The team here at Reunion loves research. We’ve won several awards over the years because of our hands-on approach to new trends and the efforts we take to understand customer behaviors and these past few months, we’ve got to dig into a different type of understanding. How does Google’s AI behave?

For those who don’t know, Google has been enhancing its search results with results similar to BingGPT’s results, using AI to give separate “answers” to various searches that are different than the other paid and organic results. As we watch the results from SGE, or Search Generative Experience, there are many very interesting consistencies, as well as some concerns.

First and foremost, it is obvious that for in-market searches, Google is leaning into information from the Google Business Profiles to deliver much of the information also seen on a dealership’s GBP listings. It is incredibly important to have fully optimized GBP listings across sales, service, and parts and this only adds more urgency to a dealer ensuring that their listings are accurate and fully built out. Review count, ratings, addresses and other citation information across all departmental listings, and more all seems to be coming

See the results for a “Toyota dealership near me” from Cary, North Carolina.


Even more interestingly, this result seems to take into consideration the reviews for a “subaru service coupons search” when the fourth result tells searchers that the dealer offers the best customer service in town.

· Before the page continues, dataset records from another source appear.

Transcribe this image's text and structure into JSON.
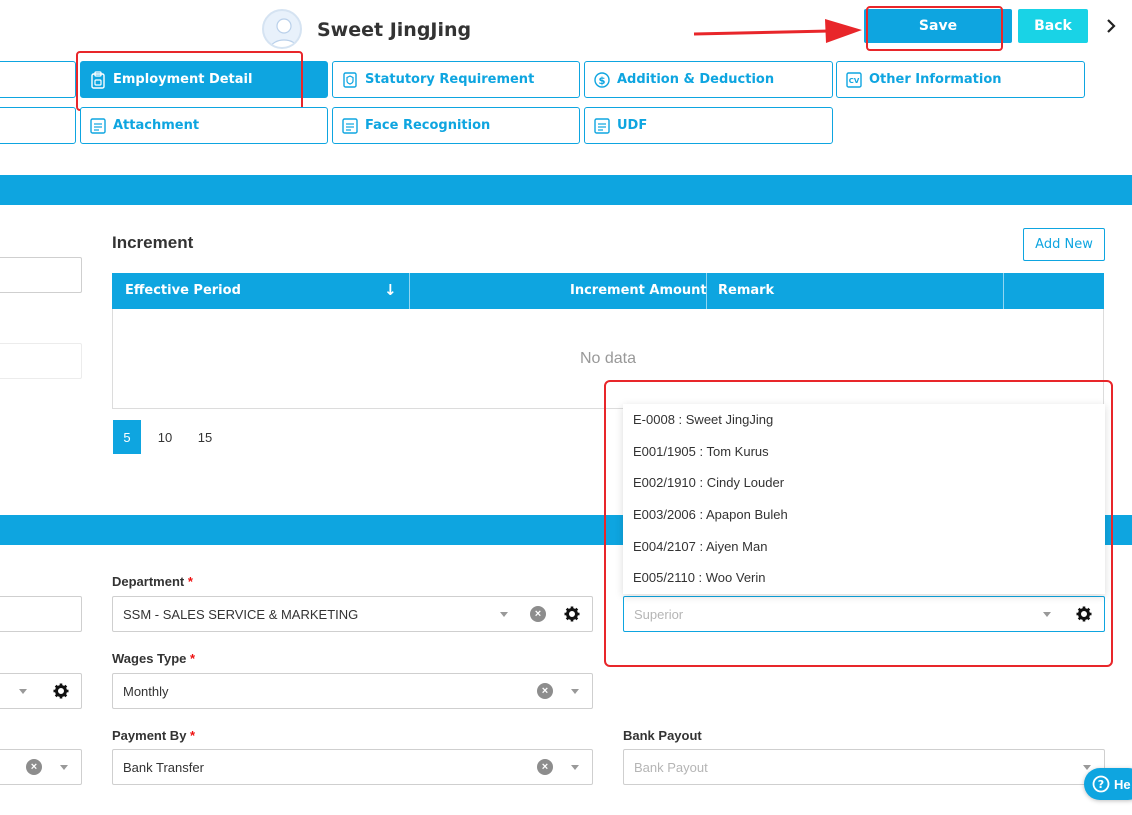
{
  "header": {
    "employee_name": "Sweet JingJing",
    "save_label": "Save",
    "back_label": "Back"
  },
  "tabs": {
    "row1": [
      {
        "label": "Employment Detail",
        "icon": "clipboard-icon",
        "active": true
      },
      {
        "label": "Statutory Requirement",
        "icon": "shield-icon"
      },
      {
        "label": "Addition & Deduction",
        "icon": "dollar-icon"
      },
      {
        "label": "Other Information",
        "icon": "cv-icon"
      }
    ],
    "row2": [
      {
        "label": "Attachment",
        "icon": "document-icon"
      },
      {
        "label": "Face Recognition",
        "icon": "document-icon"
      },
      {
        "label": "UDF",
        "icon": "document-icon"
      }
    ]
  },
  "increment": {
    "title": "Increment",
    "add_new_label": "Add New",
    "columns": [
      "Effective Period",
      "Increment Amount",
      "Remark"
    ],
    "sort_indicator": "↓",
    "empty_text": "No data",
    "page_sizes": [
      "5",
      "10",
      "15"
    ],
    "selected_page_size": "5"
  },
  "form": {
    "department": {
      "label": "Department",
      "value": "SSM - SALES SERVICE & MARKETING"
    },
    "wages_type": {
      "label": "Wages Type",
      "value": "Monthly"
    },
    "payment_by": {
      "label": "Payment By",
      "value": "Bank Transfer"
    },
    "bank_payout": {
      "label": "Bank Payout",
      "placeholder": "Bank Payout"
    },
    "superior": {
      "placeholder": "Superior"
    }
  },
  "superior_options": [
    "E-0008 : Sweet JingJing",
    "E001/1905 : Tom Kurus",
    "E002/1910 : Cindy Louder",
    "E003/2006 : Apapon Buleh",
    "E004/2107 : Aiyen Man",
    "E005/2110 : Woo Verin"
  ],
  "help": {
    "label": "He"
  },
  "colors": {
    "primary": "#0ea5e0",
    "back": "#19d3e6",
    "highlight": "#e8262a"
  }
}
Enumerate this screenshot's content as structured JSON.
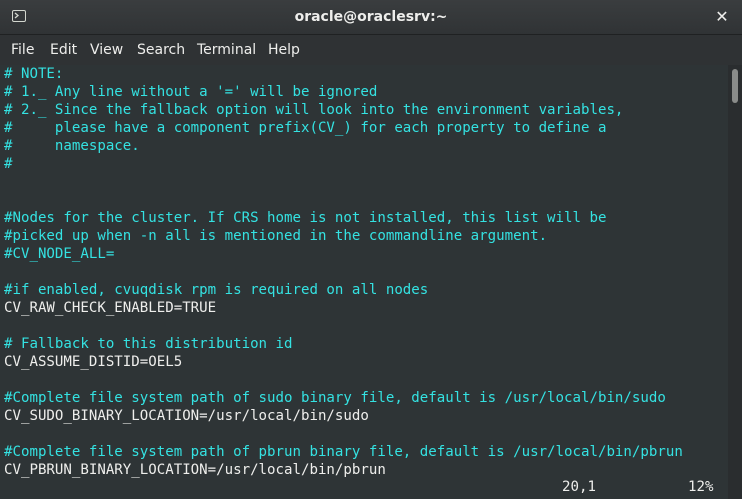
{
  "window": {
    "title": "oracle@oraclesrv:~"
  },
  "menu": [
    "File",
    "Edit",
    "View",
    "Search",
    "Terminal",
    "Help"
  ],
  "terminal": {
    "lines": [
      {
        "text": "# NOTE:",
        "type": "comment"
      },
      {
        "text": "# 1._ Any line without a '=' will be ignored",
        "type": "comment"
      },
      {
        "text": "# 2._ Since the fallback option will look into the environment variables,",
        "type": "comment"
      },
      {
        "text": "#     please have a component prefix(CV_) for each property to define a",
        "type": "comment"
      },
      {
        "text": "#     namespace.",
        "type": "comment"
      },
      {
        "text": "#",
        "type": "comment"
      },
      {
        "text": "",
        "type": "blank"
      },
      {
        "text": "",
        "type": "blank"
      },
      {
        "text": "#Nodes for the cluster. If CRS home is not installed, this list will be",
        "type": "comment"
      },
      {
        "text": "#picked up when -n all is mentioned in the commandline argument.",
        "type": "comment"
      },
      {
        "text": "#CV_NODE_ALL=",
        "type": "comment"
      },
      {
        "text": "",
        "type": "blank"
      },
      {
        "text": "#if enabled, cvuqdisk rpm is required on all nodes",
        "type": "comment"
      },
      {
        "text": "CV_RAW_CHECK_ENABLED=TRUE",
        "type": "code"
      },
      {
        "text": "",
        "type": "blank"
      },
      {
        "text": "# Fallback to this distribution id",
        "type": "comment"
      },
      {
        "text": "CV_ASSUME_DISTID=OEL5",
        "type": "code"
      },
      {
        "text": "",
        "type": "blank"
      },
      {
        "text": "#Complete file system path of sudo binary file, default is /usr/local/bin/sudo",
        "type": "comment"
      },
      {
        "text": "CV_SUDO_BINARY_LOCATION=/usr/local/bin/sudo",
        "type": "code"
      },
      {
        "text": "",
        "type": "blank"
      },
      {
        "text": "#Complete file system path of pbrun binary file, default is /usr/local/bin/pbrun",
        "type": "comment"
      },
      {
        "text": "CV_PBRUN_BINARY_LOCATION=/usr/local/bin/pbrun",
        "type": "code"
      }
    ],
    "status": {
      "position": "20,1",
      "percent": "12%"
    }
  },
  "icons": {
    "terminal": "terminal-icon",
    "close": "close-icon"
  },
  "colors": {
    "background": "#2e3436",
    "comment": "#34e2e2",
    "text": "#eeeeec"
  }
}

Beyond GBP, Google’s SGE environment seems to be pulling in a lot of information from third-party sites and goes against much of the progress Google’s organic results have made since the Venice update (allowing local businesses that can solve specific needs of local customers to find each other on the SERPs). These results seem to have a lot of similarities to where Google was pre-RankBrain years ago before fine-tuning to better serve the customer’s needs. A dealership is far better at serving a local customer than a national website that doesn’t have local employees helping, but where these results land right now, may not be as helpful for searches that have larger shopping intent. Our strong guess is that this will change as Google makes updates and digs into the various results as they relate to buying intent versus research intent, as the current organic results demonstrate.

For in-market searches like “2023 kia telluride for sale raleigh,” we see results that seem to better fit the needs of higher intent shoppers and not providing local businesses that can sell them the vehicles.

In this case, instead of using dealership website data for a “2019 kia ev6 in raleigh” search, SGE shows an answer where it’s pulling information from Edmunds information, further highlighting its regular reliance on third-party sites, heavily contrasting the current organic experience that better serves the customer pulling information from dealership websites that have content readily created to serve local customers. 


As with any beta that is in its infancy, we expect significant change as Google measures the behaviors of shoppers using SGE. Our expectation is just like Google’s organic results, that it will begin better incorporating local dealership content to best satisfy local customer needs while continuing to lean strongly on local SEO information from Google Business Profile listings. 

Most importantly, change continues, and leaning into it is the best way for a dealer to stay ahead of the competition!